Sunday, June 27, 2010


So our sanctuary is undergoing 6 weeks of renovations - and I could only laugh out loud when I noticed all the warning signs posted at the entryways: "Danger: Hard Hat Area." Naturally I thought of Annie Dillard's often-quoted thought from Teaching a Stone to Talk: "I do not find Christians, outside of the catacombs, to be sufficiently sensible of conditions. Does anyone have any idea what sort of power we so blithely invoke? Or, as I suspect, does no one believe a word of it? The churches are children playing with their chemistry sets, mixing up a batch of TNT to kill a Sunday morning. It is madness to wear ladies' velvet hats to church; we should all be wearing crash helmets. Ushers should issue life preservers... and lash us to our pews. For the sleeping god may wake someday and take offense..."

We had to bring in scaffolding, circular saws, and scarily heavy . equipment to render our beautiful sanctuary risky. "Oh, it's dangerous now? How long before it's safe to go back in?" I noticed the subheading on the Danger: Hard Hat Area sign - which adds Authorized Personnel Only. "Who shall ascend the hill of the Lord?" Psalm 24 inquires - and the reply, if authoritative for us today, would keep us all out permanently: "He who has clean hands and a pure heart."

And yet, at our denominational annual conference, we had a motion tabled - one about inclusivity. Nobody wants to talk about it: we are weary of the debate on how much inclusiveness is too much. Bizarre to me: it is precisely the necessity of clean hands and a pure heart that requires us to be utterly and uncompromisingly inclusive. Mine aren't clean or pure, and neither are yours - or anybody else's. Inside the building, the chemicals that catalyze the explosion are grace and mercy, which you never find outside a Church.

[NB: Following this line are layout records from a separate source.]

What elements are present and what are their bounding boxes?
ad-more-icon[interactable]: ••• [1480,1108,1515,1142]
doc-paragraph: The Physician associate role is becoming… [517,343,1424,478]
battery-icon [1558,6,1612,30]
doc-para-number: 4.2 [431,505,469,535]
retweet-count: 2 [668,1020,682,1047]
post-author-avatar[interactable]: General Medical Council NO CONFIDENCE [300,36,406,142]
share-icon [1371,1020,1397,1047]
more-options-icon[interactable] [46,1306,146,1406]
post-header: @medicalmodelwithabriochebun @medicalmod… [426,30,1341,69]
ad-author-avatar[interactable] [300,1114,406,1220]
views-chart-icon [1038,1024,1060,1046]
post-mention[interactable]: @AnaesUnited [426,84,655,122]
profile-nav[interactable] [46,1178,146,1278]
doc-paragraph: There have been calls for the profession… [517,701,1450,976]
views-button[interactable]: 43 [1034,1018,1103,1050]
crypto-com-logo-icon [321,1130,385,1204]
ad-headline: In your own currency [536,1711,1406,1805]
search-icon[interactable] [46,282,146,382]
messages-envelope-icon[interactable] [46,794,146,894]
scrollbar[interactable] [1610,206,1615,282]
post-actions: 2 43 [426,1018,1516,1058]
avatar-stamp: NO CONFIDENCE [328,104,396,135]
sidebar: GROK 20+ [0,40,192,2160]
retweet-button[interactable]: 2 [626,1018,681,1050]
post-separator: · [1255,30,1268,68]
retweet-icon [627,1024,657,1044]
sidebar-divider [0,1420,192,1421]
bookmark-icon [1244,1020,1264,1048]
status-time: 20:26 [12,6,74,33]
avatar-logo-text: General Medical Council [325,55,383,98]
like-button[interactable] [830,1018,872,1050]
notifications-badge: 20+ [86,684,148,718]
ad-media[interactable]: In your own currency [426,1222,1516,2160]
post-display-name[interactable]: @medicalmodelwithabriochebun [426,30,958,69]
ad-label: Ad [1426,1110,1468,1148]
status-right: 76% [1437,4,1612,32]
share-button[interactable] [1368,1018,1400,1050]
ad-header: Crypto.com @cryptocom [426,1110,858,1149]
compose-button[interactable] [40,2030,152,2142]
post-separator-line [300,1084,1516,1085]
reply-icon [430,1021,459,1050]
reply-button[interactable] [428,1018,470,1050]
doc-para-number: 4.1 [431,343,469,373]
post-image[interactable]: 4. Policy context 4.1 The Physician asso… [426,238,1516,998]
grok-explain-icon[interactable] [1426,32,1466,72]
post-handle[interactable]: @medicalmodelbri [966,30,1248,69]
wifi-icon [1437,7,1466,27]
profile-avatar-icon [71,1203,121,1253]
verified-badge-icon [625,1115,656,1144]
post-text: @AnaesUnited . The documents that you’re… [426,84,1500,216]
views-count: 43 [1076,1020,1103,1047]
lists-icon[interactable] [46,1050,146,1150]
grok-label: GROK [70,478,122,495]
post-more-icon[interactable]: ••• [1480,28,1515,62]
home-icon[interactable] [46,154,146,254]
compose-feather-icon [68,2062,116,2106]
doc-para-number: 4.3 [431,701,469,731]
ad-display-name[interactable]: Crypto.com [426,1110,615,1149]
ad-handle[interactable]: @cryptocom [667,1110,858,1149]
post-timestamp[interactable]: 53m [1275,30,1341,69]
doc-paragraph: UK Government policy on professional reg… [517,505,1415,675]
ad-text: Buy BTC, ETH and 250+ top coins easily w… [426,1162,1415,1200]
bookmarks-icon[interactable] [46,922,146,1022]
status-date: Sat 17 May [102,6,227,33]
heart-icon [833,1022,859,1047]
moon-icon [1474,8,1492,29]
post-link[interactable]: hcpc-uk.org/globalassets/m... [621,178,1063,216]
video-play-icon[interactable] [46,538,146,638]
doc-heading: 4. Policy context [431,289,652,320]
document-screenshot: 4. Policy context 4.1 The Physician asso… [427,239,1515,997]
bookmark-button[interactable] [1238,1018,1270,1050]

So we realize what God requires, we realize we've whiffed embarrassingly - and that is precisely why we enter, trembling, hoping for mercy, needing nothing less than a transformative explosion of unseen power.

How inclusive then should we be? My small wisdom is this: if any one of us isn't welcome in Church, ever, for any reason, then none of us is ever welcome. God may wake up one day and be grossly offended we ever thought otherwise; God has already noticed, and is grieved - and wishes to strip the place, and us, down to the foundations and start over with us. Danger: Hard Hat Area.

1 comment:

  1. Fabulous post. We stumbled over a small piece of this in Sunday school this week, when concluding our series on the will of God (from your book). Mark, who was teaching, had been unable to grab the copy floating around between the teachers, so the series was wrapped up as, "The will of God, as I'm guessing James Howell would see it." Anyway, he took us directly to Micah, and said he thought the will of God could be summed up in the instruction to "Do justice, love mercy, and walk humbly with the Lord."

    The thing that tripped many of us up was that those instructions, when taken in modern context, can seem so inherently contradictory. We got into a discussion of judgment, something which seems to be a personal challenge for many of us.

    I've always thought it must be such a struggle for the church to simultaneously invite everyone in to worship, while maintaining a sense of what is right and what is wrong. Not that any of us have clean hands and a pure heart, but if we have some definite ideas of what might make us unclean, and if we speak about those things from the pulpit or in classrooms, we risk making those who need the church most feel the most unwelcome in it. It's not a task I envy you, trying to fill the pews while preaching anything other than a prosperity gospel.

    But what you've said here makes so much sense, and if we can remember that we're all sinners and that we all need grace, maybe the sign on the door will look a little more welcoming.